An inside look at the life of an unpaid fashion intern

The creative job sector is a popular one.  Many students dream of working as the next big theatre managers, newspaper editors and high-end stylists – jobs of prestige, glamour, and let’s be honest, fun.

Yet these worlds are hard to break into.  No longer can wannabe hacks with a handful of GCSEs get a job at their local paper a la John Humphreys and Jeremy Clarkson.

Nowadays, most job advertisements demand a university degree and many require further training: masters degrees, diplomas and, the omnipresent call for ‘previous experience.’

In the world of fashion, the age-old paradox of ‘no experience without experience’ is even harder to come to terms with.  It is now an accepted fact a CV will be thrown straight in the bin if it is void of any work or ‘interning’ experience.

Understandable, if it weren’t for the fact internships are more often than not unpaid positions.

Internship adverts on creative jobsite Gorkana: hard pushed to find an internship that pays

Notwithstanding the questionable legality of free labour, fashion interns may find themselves being made to complete menial tasks that have no real ‘experience’ dimension at all.

Yet due to their position right at the bottom of the company hierarchy, many find it almost impossible to confront their employers over this exploitation.

Camilla, a third year Politics student, interned at a magazine over the summer.

“I found myself growing tired of having to act enthusiastic all the time, even when asked to refill my boss’s stapler or tidy the store cupboard.  I wasn’t learning anything, but I didn’t want to ruin my chances of getting a good reference at the end of it.”

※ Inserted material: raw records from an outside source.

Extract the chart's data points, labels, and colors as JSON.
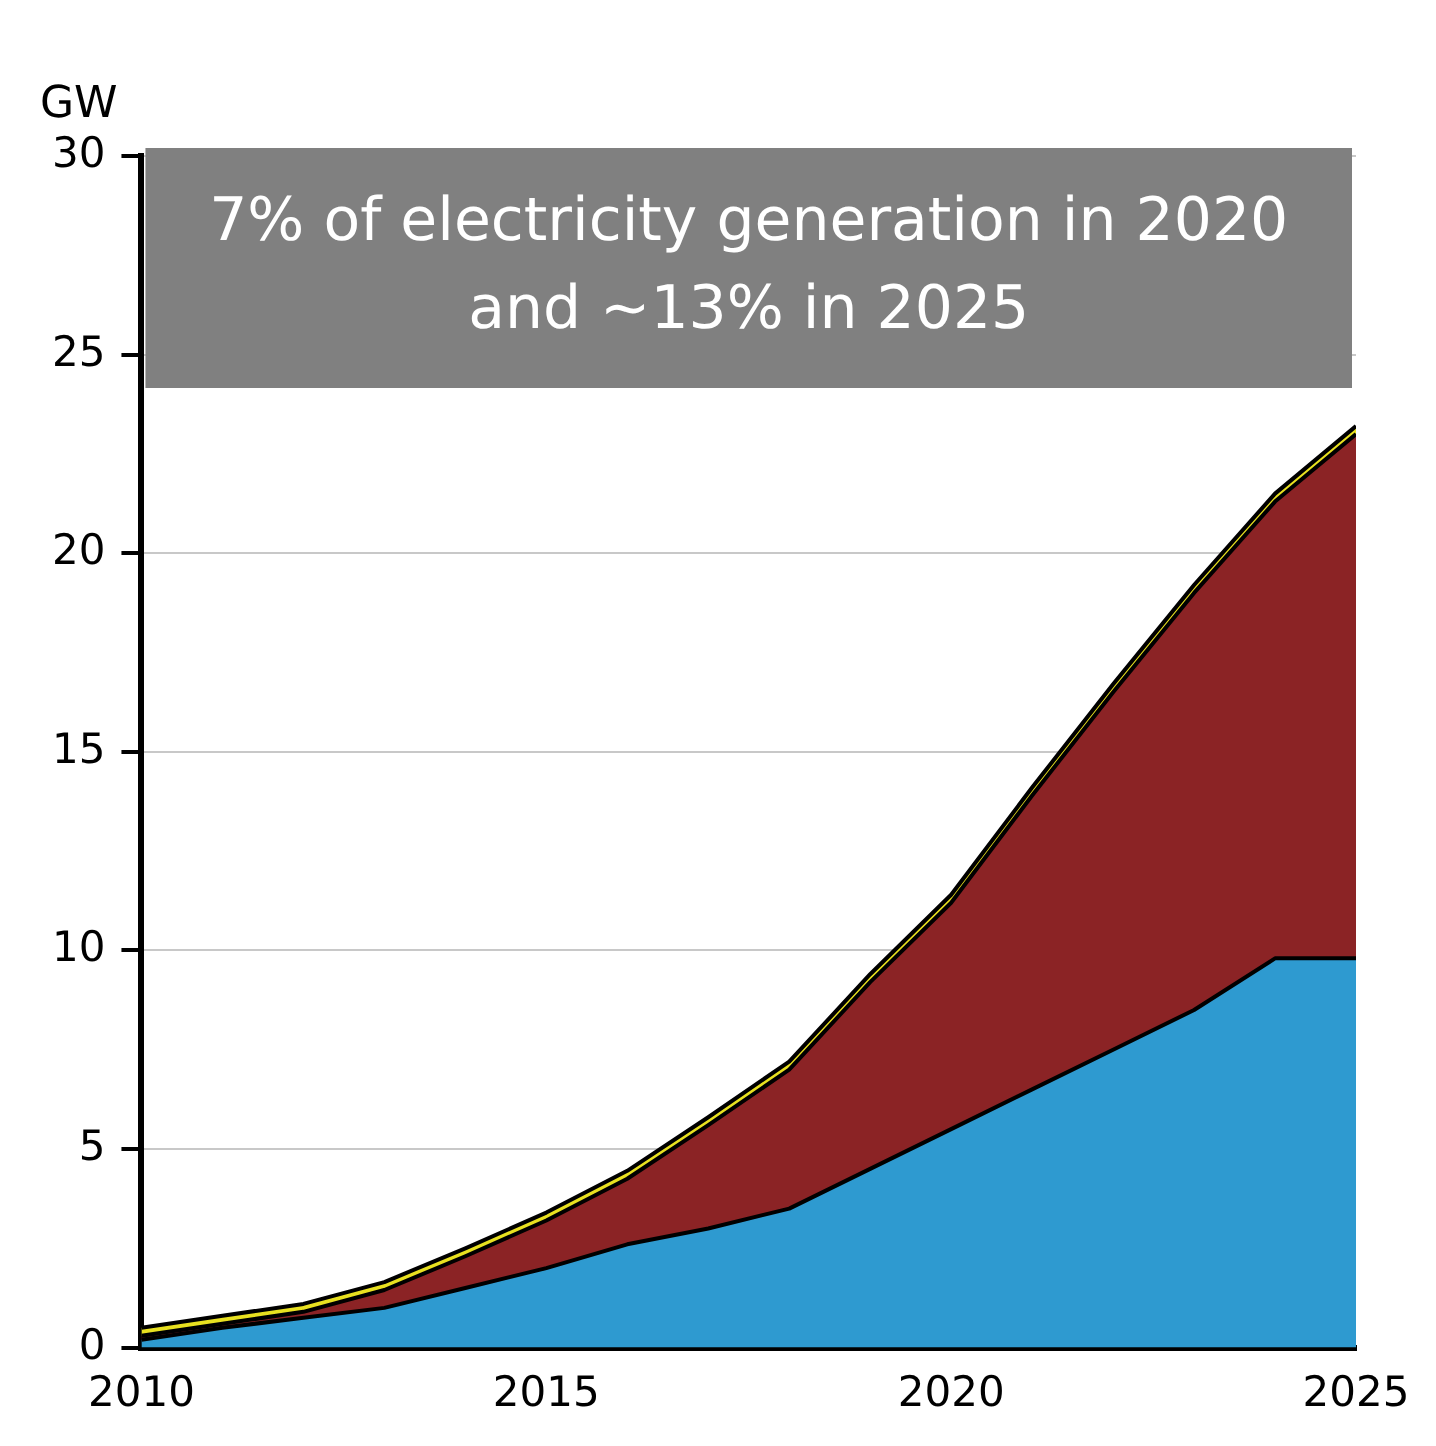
{
  "chart_data": {
    "type": "area",
    "stacked": true,
    "ylabel": "GW",
    "annotations": [
      "7% of electricity generation in 2020 and ~13% in 2025"
    ],
    "x": [
      2010,
      2011,
      2012,
      2013,
      2014,
      2015,
      2016,
      2017,
      2018,
      2019,
      2020,
      2021,
      2022,
      2023,
      2024,
      2025
    ],
    "series": [
      {
        "color": "#2e9ad0",
        "values": [
          0.2,
          0.5,
          0.75,
          1.0,
          1.5,
          2.0,
          2.6,
          3.0,
          3.5,
          4.5,
          5.5,
          6.5,
          7.5,
          8.5,
          9.8,
          9.8
        ]
      },
      {
        "color": "#8b2325",
        "values": [
          0.1,
          0.1,
          0.15,
          0.45,
          0.8,
          1.2,
          1.65,
          2.6,
          3.5,
          4.7,
          5.7,
          7.4,
          9.0,
          10.5,
          11.5,
          13.2
        ]
      },
      {
        "color": "#e8e020",
        "values": [
          0.2,
          0.2,
          0.2,
          0.2,
          0.2,
          0.2,
          0.2,
          0.2,
          0.2,
          0.2,
          0.2,
          0.2,
          0.2,
          0.2,
          0.2,
          0.2
        ]
      }
    ],
    "xlim": [
      2010,
      2025
    ],
    "xticks": [
      2010,
      2015,
      2020,
      2025
    ],
    "ylim": [
      0,
      30
    ],
    "yticks": [
      0,
      5,
      10,
      15,
      20,
      25,
      30
    ],
    "grid": "y",
    "legend": false
  }
}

The problems associated with unpaid internships suddenly get broader when considering their social implications. Many argue they are a barrier to social mobility as many applicants simply cannot afford to work for free.

Intern Aware campaigning at London Fashion Week
Photo: Intern Aware

What’s more, the British fashion world is by and large based in London, so most fashion interns have to pay to either live in or travel to the capital when offered a placement: both very expensive options.

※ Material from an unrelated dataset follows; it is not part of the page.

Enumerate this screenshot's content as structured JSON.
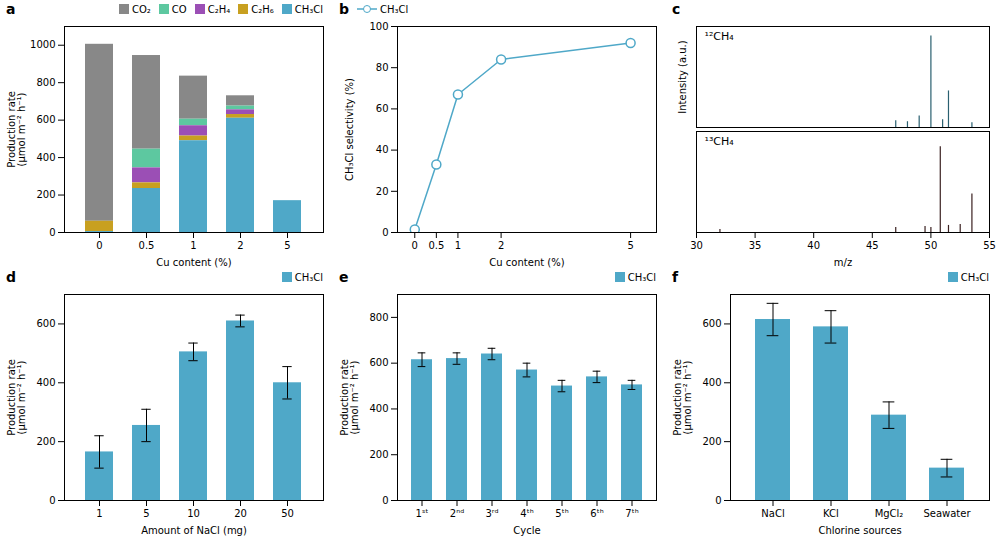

Elvira, a third year French and German student realised the extent of this problem when interning at a beauty company last year.

“Unless you already live [in London] it’s pretty tough finding somewhere to stay. I was very lucky to have a friend who let me live in her room for free but if she hadn’t offered me that I would have had to fork out money from my savings in order to rent a room.”

“Nobody wants to speak out either. They are scared of being blacklisted and damaging chances of future internships and jobs so the vicious circle just goes on.”

However, the vicious circle is slowly but surely breaking. Intern Aware is a national campaign to end unpaid internships on the basis of illegality and exploitation, with ex-UBU President Gus Baker leading the corporate battle.

To directly combat the fashion industry, Intern Aware campaigners were in the midst of London Fashion Week, handing out tote bags branded ‘Pay Your Interns’ filled with information on the unfairness of unpaid fashion internships.

Gus told The Tab: “Fashion is one of the worst industries for unpaid internships. We regularly hear stories of interns asked to do menial work, for no money.”

“Our activists at Fashion Week were thanked by many young people and interns. It’s time someone told the fashion business that only the Devil Pays Nada!”